Poetry: Frost – A Dust of Snow

The way a crow
Shook down on me
The dust of snow
From a hemlock tree

Has given my heart
A change of mood
And saved some part
Of a day I had rued.

I’ve mentioned before in previous posts that I have a particular love of short poetry. This piece is no different. I think I first read Frost’s poem in college, though I only vaguely remember it. Even so, this little piece is quite perfect in its brevity.
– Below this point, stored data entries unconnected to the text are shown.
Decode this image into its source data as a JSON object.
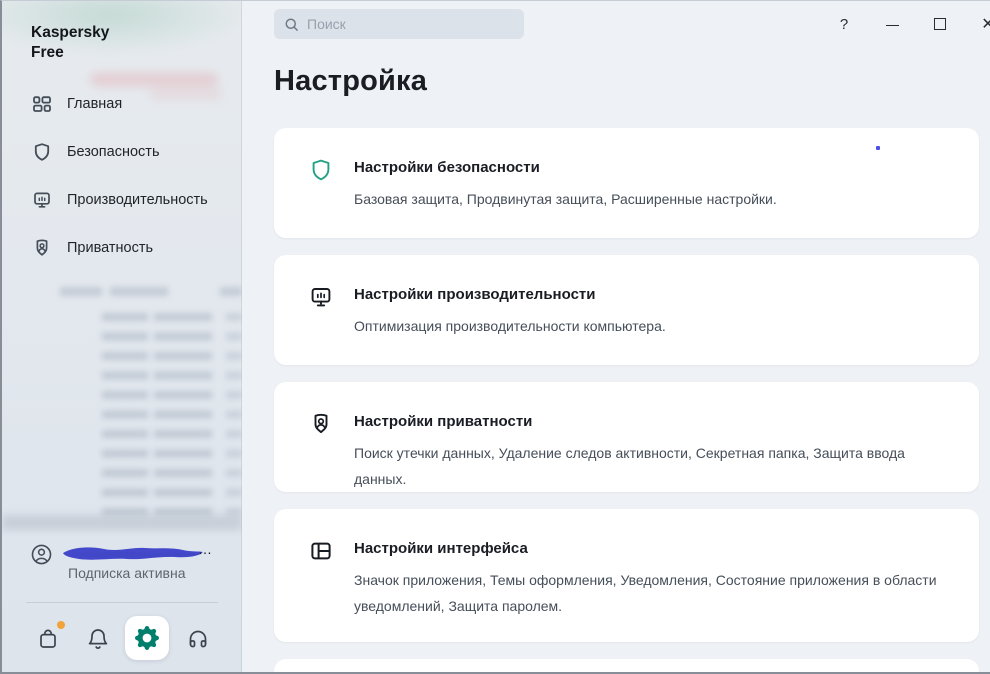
{
  "colors": {
    "accent_teal": "#23a184",
    "gear_active_teal": "#00806c",
    "badge_orange": "#f0a43a",
    "redaction_scribble_blue": "#4449cc",
    "main_background": "#eef1f5",
    "card_background": "#ffffff"
  },
  "window_controls": {
    "help": "?",
    "close": "✕"
  },
  "search": {
    "placeholder": "Поиск",
    "icon": "search-icon"
  },
  "sidebar": {
    "brand_line1": "Kaspersky",
    "brand_line2": "Free",
    "items": [
      {
        "label": "Главная",
        "icon": "dashboard-icon"
      },
      {
        "label": "Безопасность",
        "icon": "shield-icon"
      },
      {
        "label": "Производительность",
        "icon": "monitor-icon"
      },
      {
        "label": "Приватность",
        "icon": "privacy-shield-icon"
      }
    ],
    "account": {
      "subscription_status": "Подписка активна",
      "redacted_name_ellipsis": "…",
      "avatar_icon": "user-avatar-icon"
    },
    "bottom_bar": [
      {
        "icon": "shopping-bag-icon",
        "badge": true
      },
      {
        "icon": "bell-icon"
      },
      {
        "icon": "gear-icon",
        "active": true
      },
      {
        "icon": "headphones-icon"
      }
    ]
  },
  "page": {
    "title": "Настройка"
  },
  "cards": [
    {
      "icon": "shield-icon",
      "title": "Настройки безопасности",
      "description": "Базовая защита, Продвинутая защита, Расширенные настройки."
    },
    {
      "icon": "monitor-icon",
      "title": "Настройки производительности",
      "description": "Оптимизация производительности компьютера."
    },
    {
      "icon": "privacy-shield-icon",
      "title": "Настройки приватности",
      "description": "Поиск утечки данных, Удаление следов активности, Секретная папка, Защита ввода данных."
    },
    {
      "icon": "layout-icon",
      "title": "Настройки интерфейса",
      "description": "Значок приложения, Темы оформления, Уведомления, Состояние приложения в области уведомлений, Защита паролем."
    }
  ]
}
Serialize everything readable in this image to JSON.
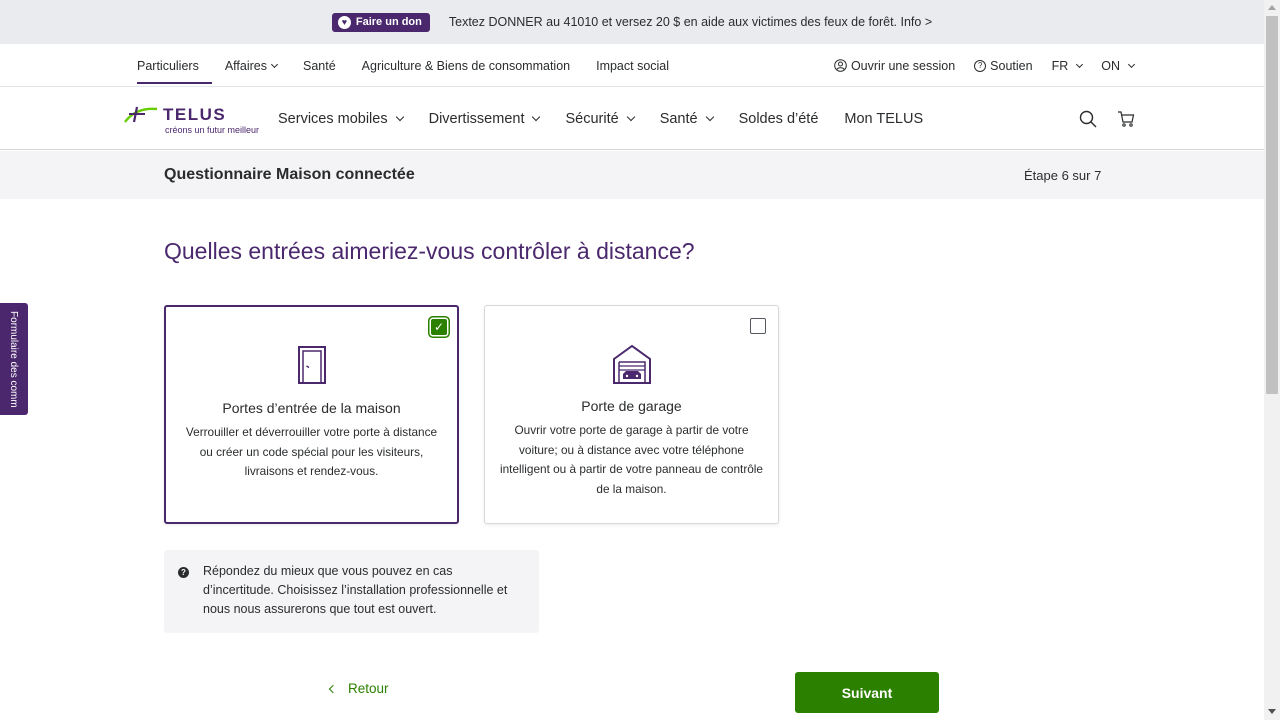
{
  "promo": {
    "badge_label": "Faire un don",
    "text": "Textez DONNER au 41010 et versez 20 $ en aide aux victimes des feux de forêt. Info >"
  },
  "utility_nav": {
    "items": [
      {
        "label": "Particuliers",
        "active": true
      },
      {
        "label": "Affaires",
        "dropdown": true
      },
      {
        "label": "Santé"
      },
      {
        "label": "Agriculture & Biens de consommation"
      },
      {
        "label": "Impact social"
      }
    ],
    "signin_label": "Ouvrir une session",
    "support_label": "Soutien",
    "language": "FR",
    "region": "ON"
  },
  "main_nav": {
    "logo_word": "TELUS",
    "logo_tagline": "créons un futur meilleur",
    "items": [
      {
        "label": "Services mobiles"
      },
      {
        "label": "Divertissement"
      },
      {
        "label": "Sécurité"
      },
      {
        "label": "Santé"
      },
      {
        "label": "Soldes d’été"
      },
      {
        "label": "Mon TELUS"
      }
    ]
  },
  "quiz": {
    "title": "Questionnaire Maison connectée",
    "step": "Étape 6 sur 7",
    "question": "Quelles entrées aimeriez-vous contrôler à distance?",
    "options": [
      {
        "icon": "door-icon",
        "title": "Portes d’entrée de la maison",
        "description": "Verrouiller et déverrouiller votre porte à distance ou créer un code spécial pour les visiteurs, livraisons et rendez-vous.",
        "checked": true
      },
      {
        "icon": "garage-icon",
        "title": "Porte de garage",
        "description": "Ouvrir votre porte de garage à partir de votre voiture; ou à distance avec votre téléphone intelligent ou à partir de votre panneau de contrôle de la maison.",
        "checked": false
      }
    ],
    "hint": "Répondez du mieux que vous pouvez en cas d’incertitude. Choisissez l’installation professionnelle et nous nous assurerons que tout est ouvert.",
    "back_label": "Retour",
    "next_label": "Suivant"
  },
  "feedback_tab_label": "Formulaire des commentaires",
  "colors": {
    "brand_purple": "#4b286d",
    "brand_green": "#2b8000",
    "panel_grey": "#f4f4f7"
  }
}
First, we have the subtle use of color: black, white, and green. Then, notice how this is only one sentence, one thought. A poem completed and never breaking the moment! Next, consider the tight rhyme scheme reflecting itself in each line. The crow contrasts with the snow; the speaker with the tall evergreen; their heart entirely and the day partly; a day and wishing it gone. But what of the little story it tells? We know first not of the speaker’s heart’s mood but what caused its change. Perhaps the speaker had gone to rest under the evergreen, or maybe he had been distractedly walking by. Then the dark bird took off and caused snow to stop him in his tracks. He’s been so focused on what he cannot change but regrets, and now this. Does he hate the day more or take this as one more inconvenience? Is he even angry at the crow? On the contrary, he takes this little interruption with grace, even finding joy in it. This dusting of snow has altered his heart and mind towards something good, beyond himself, and I think he even smiles. There is such simplicity in the crow’s actions. One almost wonders if something pushed the crow at that moment to make it move and allow this interruption in the speaker’s day. It’s almost funny. Like laughing over a glass that has been spilled or a child covered in marker. It pulls you out of yourself. A little thing, an inconvenience, but out of all that has happened, you can only laugh, allowing your heart to lighten like that crow from its evergreen branch.